Après six mois de suspension, le Cadre permanent de concertation (CPC) a relancé ses activités ce jeudi 19 février 2026 à Lomé. Cette 25ᵉ réunion marque l’ouverture de la première session de l’année et fixe de nouveaux axes de réflexion, notamment sur la CENI et la participation des candidats indépendants.
Le Cadre permanent de concertation (CPC) a tenu sa 25ᵉ réunion ce jeudi 19 février 2026, actant la reprise officielle de ses travaux après une pause de six mois. La rencontre s’est déroulée à la Direction des services techniques du District autonome du Grand Lomé (DAGL), dans le cadre de la première session de l’année.
Plusieurs points d’importance figuraient à l’ordre du jour.
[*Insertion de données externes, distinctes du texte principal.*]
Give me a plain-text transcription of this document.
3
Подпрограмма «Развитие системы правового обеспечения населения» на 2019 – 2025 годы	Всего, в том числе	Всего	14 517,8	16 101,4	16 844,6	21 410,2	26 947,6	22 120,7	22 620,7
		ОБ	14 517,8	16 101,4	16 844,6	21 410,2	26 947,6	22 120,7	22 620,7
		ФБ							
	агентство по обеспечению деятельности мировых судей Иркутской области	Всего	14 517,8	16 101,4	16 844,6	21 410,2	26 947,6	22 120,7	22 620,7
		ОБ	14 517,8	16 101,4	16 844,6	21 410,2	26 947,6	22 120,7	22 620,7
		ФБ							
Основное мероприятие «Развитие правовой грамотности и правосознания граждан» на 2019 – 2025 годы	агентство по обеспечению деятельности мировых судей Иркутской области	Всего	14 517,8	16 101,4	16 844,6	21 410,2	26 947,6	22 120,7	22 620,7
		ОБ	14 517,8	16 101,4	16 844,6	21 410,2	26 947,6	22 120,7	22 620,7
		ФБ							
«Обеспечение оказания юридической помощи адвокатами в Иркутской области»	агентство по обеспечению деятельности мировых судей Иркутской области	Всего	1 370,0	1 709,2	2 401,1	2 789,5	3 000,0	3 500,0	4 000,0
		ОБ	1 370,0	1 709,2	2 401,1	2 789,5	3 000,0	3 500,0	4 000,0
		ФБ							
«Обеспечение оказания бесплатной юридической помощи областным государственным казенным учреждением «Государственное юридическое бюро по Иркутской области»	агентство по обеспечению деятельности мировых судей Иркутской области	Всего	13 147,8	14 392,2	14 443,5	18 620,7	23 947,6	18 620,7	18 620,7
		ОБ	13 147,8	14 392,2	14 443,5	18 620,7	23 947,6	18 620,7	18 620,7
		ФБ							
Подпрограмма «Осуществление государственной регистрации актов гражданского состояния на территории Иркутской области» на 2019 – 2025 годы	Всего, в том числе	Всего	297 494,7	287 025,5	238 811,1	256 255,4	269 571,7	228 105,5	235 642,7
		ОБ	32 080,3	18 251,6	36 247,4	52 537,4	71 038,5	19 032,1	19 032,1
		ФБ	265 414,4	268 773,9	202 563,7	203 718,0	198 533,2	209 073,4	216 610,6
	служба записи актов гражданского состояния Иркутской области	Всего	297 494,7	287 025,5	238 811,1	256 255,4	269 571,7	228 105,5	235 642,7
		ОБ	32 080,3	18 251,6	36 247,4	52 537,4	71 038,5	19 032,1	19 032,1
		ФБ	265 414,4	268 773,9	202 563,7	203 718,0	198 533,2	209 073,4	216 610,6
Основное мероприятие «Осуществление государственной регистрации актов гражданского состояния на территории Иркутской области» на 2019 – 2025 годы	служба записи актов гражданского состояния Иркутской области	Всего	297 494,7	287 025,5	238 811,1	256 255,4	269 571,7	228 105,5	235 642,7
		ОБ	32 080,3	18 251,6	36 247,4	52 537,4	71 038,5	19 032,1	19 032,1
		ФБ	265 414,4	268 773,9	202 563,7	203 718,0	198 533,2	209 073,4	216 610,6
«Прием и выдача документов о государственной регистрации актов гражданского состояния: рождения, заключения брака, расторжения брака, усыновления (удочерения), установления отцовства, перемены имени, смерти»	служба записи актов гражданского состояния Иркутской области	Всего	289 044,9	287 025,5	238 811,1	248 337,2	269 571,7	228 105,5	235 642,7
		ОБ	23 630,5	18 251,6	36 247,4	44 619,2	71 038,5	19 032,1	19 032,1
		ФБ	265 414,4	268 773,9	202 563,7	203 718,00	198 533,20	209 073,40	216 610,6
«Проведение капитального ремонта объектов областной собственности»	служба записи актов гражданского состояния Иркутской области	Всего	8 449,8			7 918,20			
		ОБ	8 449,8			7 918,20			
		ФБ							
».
Les discussions ont porté sur la nature et l’évolution éventuelle de la Commission électorale nationale indépendante (CENI), les prérogatives du CPC ainsi que les modalités de participation des candidats indépendants aux élections nationales dans le contexte du régime parlementaire.
Les membres ont notamment débattu du modèle de CENI à privilégier : doit-elle conserver son caractère strictement politique ou évoluer vers une configuration différente ? La question du fonctionnement et de l’efficacité du CPC a également été soulevée, avec l’objectif d’évaluer son adéquation aux attentes des citoyens.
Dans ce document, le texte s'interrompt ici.